Lee Laboratory at the College of Pharmacy, Ewha Womans University, is dedicated to developing innovative nanomedicine platforms for anticancer and anti-inflammatory therapy. Intractable inflammatory diseases and cancers are driven by multifactorial pathologies involving microbiome dysbiosis, immune dysregulation, aberrant cell death, and intracellular resistance. To address these challenges, we design nanomedicine-based strategies that precisely modulate the microbiome, immune responses, and disease-associated cell death while overcoming pathological tissue microenvironments and intracellular resistance mechanisms. Our translational biomedical approach integrates pharmaceutics, nanotechnology, biomaterials, and drug delivery.

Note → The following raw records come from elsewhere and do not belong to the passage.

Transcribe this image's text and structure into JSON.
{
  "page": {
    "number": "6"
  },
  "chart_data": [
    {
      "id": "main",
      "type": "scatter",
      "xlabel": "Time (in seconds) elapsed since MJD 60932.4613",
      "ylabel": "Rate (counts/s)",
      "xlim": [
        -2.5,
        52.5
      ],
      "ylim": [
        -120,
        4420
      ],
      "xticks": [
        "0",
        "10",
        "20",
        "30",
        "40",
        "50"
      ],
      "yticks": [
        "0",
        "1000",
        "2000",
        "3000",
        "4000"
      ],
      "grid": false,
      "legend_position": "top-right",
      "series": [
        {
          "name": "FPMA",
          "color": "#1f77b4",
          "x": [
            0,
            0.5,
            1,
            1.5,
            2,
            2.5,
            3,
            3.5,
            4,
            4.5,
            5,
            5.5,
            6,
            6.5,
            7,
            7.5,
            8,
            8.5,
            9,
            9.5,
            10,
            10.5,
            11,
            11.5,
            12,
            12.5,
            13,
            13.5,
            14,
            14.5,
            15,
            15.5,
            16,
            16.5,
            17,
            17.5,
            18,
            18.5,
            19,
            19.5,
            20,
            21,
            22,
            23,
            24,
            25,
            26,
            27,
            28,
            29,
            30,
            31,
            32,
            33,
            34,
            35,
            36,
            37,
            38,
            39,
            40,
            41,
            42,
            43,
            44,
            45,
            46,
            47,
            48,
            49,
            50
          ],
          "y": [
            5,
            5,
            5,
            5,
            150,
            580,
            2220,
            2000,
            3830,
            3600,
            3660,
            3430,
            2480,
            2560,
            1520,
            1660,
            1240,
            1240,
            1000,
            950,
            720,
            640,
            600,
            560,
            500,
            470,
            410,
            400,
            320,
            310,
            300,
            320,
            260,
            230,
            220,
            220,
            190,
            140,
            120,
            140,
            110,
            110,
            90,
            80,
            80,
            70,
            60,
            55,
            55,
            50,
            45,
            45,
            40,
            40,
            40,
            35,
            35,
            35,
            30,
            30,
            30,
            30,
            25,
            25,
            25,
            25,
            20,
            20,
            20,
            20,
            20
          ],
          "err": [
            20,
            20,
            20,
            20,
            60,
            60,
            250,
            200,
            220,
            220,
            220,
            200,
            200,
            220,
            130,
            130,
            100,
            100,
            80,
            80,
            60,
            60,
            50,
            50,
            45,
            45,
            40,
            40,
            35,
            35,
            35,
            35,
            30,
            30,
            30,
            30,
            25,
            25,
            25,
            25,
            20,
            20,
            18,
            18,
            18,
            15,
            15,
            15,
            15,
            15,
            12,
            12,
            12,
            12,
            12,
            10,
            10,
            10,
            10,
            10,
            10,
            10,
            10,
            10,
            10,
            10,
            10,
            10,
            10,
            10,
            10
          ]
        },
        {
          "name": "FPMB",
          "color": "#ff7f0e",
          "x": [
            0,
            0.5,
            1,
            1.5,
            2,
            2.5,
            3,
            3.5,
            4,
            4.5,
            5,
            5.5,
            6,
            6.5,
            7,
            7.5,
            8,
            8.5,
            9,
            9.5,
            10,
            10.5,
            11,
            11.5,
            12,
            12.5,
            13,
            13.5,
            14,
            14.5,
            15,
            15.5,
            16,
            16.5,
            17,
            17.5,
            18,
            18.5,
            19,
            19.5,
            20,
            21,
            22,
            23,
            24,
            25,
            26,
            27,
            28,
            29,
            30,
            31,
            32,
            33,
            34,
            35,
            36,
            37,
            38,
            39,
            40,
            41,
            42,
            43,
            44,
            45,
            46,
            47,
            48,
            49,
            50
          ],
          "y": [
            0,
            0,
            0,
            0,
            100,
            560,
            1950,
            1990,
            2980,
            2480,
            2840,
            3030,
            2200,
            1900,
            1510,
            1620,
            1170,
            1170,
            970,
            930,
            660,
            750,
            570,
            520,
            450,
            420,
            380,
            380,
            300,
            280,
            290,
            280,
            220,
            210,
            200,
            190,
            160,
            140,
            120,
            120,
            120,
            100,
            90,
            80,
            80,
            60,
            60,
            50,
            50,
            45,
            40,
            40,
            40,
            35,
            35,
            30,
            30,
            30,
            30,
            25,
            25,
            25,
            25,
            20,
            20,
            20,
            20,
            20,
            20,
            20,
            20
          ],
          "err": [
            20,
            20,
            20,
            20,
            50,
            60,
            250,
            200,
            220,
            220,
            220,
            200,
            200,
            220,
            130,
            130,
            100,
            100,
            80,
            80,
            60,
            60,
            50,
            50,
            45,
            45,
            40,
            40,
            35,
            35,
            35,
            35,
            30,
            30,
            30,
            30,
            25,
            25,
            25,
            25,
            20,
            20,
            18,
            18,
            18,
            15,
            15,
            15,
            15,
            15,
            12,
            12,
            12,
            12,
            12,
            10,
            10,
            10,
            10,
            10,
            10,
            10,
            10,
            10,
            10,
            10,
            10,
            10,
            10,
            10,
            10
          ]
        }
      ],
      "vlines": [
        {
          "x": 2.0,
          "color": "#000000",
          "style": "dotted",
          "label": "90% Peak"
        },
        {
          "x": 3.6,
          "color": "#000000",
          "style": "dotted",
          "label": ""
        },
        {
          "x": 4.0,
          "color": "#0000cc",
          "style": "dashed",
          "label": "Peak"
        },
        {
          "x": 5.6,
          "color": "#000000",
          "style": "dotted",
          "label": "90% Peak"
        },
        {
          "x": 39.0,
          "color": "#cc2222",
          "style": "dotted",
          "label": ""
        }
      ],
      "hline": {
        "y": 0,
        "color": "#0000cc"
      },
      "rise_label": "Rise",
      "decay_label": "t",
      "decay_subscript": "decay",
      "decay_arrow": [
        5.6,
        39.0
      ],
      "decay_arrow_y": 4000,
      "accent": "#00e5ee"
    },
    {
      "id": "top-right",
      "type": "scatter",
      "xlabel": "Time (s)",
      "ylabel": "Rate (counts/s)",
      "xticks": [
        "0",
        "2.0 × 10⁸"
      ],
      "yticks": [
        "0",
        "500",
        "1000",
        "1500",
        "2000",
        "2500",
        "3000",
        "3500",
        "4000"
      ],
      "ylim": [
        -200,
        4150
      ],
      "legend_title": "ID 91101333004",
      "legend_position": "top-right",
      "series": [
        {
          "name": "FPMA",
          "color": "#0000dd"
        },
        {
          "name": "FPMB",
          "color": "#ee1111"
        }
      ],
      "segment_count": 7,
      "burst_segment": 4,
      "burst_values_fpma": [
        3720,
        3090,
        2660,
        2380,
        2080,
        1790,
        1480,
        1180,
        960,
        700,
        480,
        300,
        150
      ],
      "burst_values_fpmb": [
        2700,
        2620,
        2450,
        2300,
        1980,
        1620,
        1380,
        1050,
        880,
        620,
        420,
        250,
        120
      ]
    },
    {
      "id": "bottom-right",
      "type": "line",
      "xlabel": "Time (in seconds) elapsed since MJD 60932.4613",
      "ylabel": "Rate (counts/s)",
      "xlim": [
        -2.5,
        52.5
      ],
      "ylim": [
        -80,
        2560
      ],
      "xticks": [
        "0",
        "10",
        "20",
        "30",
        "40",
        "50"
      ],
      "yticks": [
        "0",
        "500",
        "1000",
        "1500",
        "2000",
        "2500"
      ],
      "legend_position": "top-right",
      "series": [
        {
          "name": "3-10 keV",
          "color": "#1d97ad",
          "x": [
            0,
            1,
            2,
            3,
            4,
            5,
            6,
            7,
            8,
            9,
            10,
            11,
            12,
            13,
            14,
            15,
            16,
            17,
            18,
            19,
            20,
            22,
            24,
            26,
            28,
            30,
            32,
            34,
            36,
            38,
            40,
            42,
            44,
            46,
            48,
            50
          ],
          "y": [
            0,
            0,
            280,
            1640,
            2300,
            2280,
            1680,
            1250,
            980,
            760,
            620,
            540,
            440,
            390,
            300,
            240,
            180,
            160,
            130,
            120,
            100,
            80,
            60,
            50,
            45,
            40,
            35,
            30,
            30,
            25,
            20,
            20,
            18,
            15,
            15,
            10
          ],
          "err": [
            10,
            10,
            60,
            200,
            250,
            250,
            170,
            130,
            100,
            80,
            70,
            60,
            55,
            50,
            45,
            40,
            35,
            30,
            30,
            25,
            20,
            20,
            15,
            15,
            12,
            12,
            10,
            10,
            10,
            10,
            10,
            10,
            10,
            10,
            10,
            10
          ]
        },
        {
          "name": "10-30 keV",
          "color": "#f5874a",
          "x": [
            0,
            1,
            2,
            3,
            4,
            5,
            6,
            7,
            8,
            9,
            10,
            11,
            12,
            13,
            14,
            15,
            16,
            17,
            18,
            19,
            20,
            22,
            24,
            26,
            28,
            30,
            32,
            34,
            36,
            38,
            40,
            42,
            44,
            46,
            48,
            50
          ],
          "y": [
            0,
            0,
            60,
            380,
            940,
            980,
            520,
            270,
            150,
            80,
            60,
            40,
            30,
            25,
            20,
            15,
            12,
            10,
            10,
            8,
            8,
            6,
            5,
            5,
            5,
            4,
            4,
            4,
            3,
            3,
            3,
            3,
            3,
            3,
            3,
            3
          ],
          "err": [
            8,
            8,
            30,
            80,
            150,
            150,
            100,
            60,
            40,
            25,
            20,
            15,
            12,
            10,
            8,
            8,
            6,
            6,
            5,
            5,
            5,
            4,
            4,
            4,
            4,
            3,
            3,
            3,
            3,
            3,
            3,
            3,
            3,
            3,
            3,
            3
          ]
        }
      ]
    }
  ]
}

Our research focuses on two main directions:
1) Microbiome-immune-barrier-targeted Intelligent Nanomedicines for Inflammatory Diseases: First, we develop multifunctional nanomedicine platforms to treat local and systemic inflammatory diseases. By synergistically reshaping dysbiotic microbiota, regulating immune imbalance, and enhancing tissue barrier integrity, our platforms modulate the microbiome–immune–barrier axis. Furthermore, we harness the intrinsic cytoprotective properties of our nanomaterials to protect healthy epithelial and immune cells from disease-induced oxidative stress and drug-associated toxicity.
2) Precision Nanomedicines for Next-generation Immuno-oncology: Second, we engineer precision nanomedicine platforms that induce cancer cell death, including doxorubicin prodrug nanoparticles and ROS-targeted nanomedicines. These platforms are designed to target hostile tumor microenvironments and overcome intracellular resistance mechanisms. Importantly, our platforms can selectively induce tumor cell death while protecting normal cells and vital immune cells from severe anticancer drug-associated toxicity. Building on this therapeutic selectivity, our platforms provide a foundation for next-generation cancer immunotherapy by eliciting durable antitumor immune responses to ultimately control cancer recurrence and metastasis.